Please let us know if we miss anything.
Thanks.

caffe’s pooling convention is:

pooled_height_ = static_cast<int>(ceil(static_cast<float>(height_ + 2 * pad_h_ - kernel_h_) / stride_h_)) + 1;
pooled_width_ = static_cast<int>(ceil(static_cast<float>(width_ + 2 * pad_w_ - kernel_w_) / stride_w_)) + 1;

see https://github.com/BVLC/caffe/blob/master/src/caffe/layers/pooling_layer.cpp#L90

mxnet uses floor, caffe uses ceil. This is how 13 vs 14 happens.

I think tensorRT’s default setting is using floor, right?

These are the two definitions.

One is known as ‘valid’ convolution and the other one is known as ‘full’ convolution.

valid: (mxnet default)::
f(x, k, p, s) = floor((x+2p-k)/s)+1
full: which is compatible with Caffe::
f(x, k, p, s) = ceil((x+2
p-k)/s)+1

Yes, so the question is how can I choose between the two padding conventions in tensorRT?

Specifically, could you please give an example on the usage of nvinfer1::INetworkDefinition::setPoolingOutputDimensionsFormula(IOutputDimensionsFormula *formula)?

Sorry I do not know that, but if you have trained the model in mxnet.

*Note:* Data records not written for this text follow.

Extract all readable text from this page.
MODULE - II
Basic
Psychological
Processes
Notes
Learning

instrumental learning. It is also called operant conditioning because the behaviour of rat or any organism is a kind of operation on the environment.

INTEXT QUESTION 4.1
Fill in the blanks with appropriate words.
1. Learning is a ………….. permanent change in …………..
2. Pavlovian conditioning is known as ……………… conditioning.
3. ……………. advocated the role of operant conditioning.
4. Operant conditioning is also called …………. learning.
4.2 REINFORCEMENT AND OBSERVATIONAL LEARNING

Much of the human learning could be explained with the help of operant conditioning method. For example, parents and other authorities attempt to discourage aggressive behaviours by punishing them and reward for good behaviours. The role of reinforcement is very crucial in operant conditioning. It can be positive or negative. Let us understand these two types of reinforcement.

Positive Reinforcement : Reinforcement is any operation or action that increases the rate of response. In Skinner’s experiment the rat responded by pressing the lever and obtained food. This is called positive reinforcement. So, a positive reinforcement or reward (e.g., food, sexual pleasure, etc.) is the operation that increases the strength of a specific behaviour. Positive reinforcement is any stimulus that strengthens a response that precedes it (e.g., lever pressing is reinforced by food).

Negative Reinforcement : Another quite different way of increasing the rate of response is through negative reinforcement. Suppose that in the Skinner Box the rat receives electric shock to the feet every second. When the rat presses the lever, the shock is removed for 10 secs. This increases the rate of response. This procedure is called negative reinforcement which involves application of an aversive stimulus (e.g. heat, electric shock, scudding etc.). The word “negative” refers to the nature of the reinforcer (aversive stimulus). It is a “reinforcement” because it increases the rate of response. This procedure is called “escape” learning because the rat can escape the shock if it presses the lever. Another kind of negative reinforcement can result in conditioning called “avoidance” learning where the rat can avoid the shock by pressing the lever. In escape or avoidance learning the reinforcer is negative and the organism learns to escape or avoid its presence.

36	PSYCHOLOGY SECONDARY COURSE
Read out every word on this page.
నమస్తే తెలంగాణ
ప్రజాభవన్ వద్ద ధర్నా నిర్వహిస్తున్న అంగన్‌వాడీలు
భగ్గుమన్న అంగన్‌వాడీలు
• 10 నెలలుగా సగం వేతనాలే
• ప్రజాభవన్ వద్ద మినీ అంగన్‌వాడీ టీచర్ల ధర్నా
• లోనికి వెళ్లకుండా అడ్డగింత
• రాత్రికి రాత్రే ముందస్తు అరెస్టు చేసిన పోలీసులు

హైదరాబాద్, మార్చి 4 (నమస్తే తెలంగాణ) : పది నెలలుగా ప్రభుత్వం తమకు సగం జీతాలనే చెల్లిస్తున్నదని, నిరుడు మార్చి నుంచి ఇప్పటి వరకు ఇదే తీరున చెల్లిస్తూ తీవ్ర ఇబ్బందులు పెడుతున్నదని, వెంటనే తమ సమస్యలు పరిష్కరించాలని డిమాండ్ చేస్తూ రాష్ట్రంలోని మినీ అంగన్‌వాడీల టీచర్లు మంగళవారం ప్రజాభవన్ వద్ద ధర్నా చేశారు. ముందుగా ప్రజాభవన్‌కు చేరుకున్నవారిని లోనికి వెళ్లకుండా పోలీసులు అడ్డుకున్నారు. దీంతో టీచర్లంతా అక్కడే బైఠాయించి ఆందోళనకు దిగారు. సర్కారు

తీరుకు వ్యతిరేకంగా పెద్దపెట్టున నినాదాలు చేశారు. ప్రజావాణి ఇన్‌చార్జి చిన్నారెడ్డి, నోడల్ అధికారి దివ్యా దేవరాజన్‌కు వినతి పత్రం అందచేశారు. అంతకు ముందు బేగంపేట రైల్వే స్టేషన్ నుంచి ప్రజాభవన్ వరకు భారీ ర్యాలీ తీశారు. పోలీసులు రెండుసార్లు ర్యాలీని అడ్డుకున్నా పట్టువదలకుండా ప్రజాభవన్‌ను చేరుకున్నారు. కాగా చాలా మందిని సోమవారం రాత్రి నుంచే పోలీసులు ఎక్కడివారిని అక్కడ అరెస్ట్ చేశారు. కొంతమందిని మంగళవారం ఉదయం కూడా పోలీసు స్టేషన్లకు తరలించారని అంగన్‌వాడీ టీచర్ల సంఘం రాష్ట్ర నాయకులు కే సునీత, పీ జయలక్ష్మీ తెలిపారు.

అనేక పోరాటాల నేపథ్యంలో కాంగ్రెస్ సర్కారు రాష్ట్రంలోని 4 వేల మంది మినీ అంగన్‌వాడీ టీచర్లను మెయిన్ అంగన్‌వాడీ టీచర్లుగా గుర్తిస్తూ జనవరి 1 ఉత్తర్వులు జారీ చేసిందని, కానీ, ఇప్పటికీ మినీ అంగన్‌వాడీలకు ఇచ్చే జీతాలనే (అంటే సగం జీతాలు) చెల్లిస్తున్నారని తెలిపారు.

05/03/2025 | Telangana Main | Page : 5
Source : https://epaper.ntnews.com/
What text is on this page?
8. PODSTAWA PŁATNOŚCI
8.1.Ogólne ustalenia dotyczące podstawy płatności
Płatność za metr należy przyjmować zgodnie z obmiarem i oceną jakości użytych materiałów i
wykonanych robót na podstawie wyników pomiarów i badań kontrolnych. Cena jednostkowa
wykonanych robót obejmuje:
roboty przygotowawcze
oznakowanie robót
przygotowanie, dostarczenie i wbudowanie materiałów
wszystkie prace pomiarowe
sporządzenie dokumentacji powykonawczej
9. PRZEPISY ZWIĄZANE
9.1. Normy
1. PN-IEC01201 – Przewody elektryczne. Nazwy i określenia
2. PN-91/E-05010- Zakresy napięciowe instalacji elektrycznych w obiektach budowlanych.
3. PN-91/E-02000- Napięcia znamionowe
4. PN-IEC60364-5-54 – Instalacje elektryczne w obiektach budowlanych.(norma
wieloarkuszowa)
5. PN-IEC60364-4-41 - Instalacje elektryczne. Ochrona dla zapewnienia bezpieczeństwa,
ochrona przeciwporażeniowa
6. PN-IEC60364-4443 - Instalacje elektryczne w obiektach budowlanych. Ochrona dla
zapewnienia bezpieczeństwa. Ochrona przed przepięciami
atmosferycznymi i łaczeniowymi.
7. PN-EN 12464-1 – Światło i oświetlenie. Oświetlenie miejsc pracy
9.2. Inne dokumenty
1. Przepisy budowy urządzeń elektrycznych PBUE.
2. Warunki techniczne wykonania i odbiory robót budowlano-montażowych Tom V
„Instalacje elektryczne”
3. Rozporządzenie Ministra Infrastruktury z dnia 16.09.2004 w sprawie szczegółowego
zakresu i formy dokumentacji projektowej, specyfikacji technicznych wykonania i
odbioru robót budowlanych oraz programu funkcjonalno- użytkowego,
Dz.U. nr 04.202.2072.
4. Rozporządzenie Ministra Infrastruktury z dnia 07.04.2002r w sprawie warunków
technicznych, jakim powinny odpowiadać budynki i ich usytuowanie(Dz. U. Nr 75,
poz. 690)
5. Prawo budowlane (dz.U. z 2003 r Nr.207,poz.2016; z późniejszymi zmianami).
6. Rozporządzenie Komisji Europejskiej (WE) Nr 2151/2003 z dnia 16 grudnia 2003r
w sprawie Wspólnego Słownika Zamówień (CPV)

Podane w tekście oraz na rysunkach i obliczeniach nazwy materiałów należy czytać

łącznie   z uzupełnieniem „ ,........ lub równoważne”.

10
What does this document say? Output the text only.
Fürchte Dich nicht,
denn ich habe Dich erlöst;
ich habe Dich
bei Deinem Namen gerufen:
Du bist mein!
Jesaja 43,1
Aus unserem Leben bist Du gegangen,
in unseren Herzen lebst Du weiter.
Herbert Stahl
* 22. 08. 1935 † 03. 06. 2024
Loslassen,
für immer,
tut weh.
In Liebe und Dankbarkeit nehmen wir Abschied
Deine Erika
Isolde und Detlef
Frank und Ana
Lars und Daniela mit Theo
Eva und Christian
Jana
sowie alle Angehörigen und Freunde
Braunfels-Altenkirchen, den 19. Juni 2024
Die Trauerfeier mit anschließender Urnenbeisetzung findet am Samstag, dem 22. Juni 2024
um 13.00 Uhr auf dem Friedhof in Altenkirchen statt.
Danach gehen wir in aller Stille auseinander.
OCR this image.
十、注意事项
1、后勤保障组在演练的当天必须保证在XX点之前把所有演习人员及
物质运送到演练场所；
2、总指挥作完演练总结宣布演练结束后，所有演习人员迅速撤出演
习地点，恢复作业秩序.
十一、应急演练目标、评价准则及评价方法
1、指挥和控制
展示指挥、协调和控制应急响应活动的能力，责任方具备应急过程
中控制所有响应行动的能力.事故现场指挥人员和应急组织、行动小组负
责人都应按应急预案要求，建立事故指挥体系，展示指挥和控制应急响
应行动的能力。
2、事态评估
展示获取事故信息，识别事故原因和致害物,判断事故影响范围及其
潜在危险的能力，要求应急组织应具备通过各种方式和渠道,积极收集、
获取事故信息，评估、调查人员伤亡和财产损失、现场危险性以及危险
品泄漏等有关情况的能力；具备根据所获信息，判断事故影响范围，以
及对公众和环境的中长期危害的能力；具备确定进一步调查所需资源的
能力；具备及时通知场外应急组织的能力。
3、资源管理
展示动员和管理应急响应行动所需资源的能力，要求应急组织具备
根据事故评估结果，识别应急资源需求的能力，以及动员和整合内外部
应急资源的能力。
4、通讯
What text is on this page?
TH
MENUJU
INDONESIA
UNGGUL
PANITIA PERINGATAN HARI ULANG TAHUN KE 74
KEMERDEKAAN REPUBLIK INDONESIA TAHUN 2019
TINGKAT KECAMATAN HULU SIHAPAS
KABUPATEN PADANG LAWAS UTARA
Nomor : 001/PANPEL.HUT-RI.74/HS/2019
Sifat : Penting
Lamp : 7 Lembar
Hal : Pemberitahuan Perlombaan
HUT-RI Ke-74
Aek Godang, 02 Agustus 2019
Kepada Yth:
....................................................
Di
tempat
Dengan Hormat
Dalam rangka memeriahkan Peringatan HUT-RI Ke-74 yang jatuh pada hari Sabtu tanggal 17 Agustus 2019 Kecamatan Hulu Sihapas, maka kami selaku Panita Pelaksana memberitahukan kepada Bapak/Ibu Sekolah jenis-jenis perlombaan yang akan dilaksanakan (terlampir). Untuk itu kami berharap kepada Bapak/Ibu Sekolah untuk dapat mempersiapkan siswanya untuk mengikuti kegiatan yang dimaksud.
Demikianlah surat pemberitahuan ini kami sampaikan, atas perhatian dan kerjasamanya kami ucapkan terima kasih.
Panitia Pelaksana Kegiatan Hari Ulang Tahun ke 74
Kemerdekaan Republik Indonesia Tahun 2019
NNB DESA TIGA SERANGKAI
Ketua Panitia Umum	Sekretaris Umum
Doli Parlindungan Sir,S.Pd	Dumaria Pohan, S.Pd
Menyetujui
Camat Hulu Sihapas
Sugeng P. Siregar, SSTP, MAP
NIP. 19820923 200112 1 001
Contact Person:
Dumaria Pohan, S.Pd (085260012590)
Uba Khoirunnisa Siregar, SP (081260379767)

Then you can train it with again with the ‘full’ option and then port it to caffe.

Hi,

We don’t have a sample to demonstrate setPoolingOutputDimensionsFormula() API, but you can check this document for some information:
/usr/share/doc/tensorrt/html/classnvinfer1_1_1_i_output_dimensions_formula.html

Thanks and sorry for the inconvenience.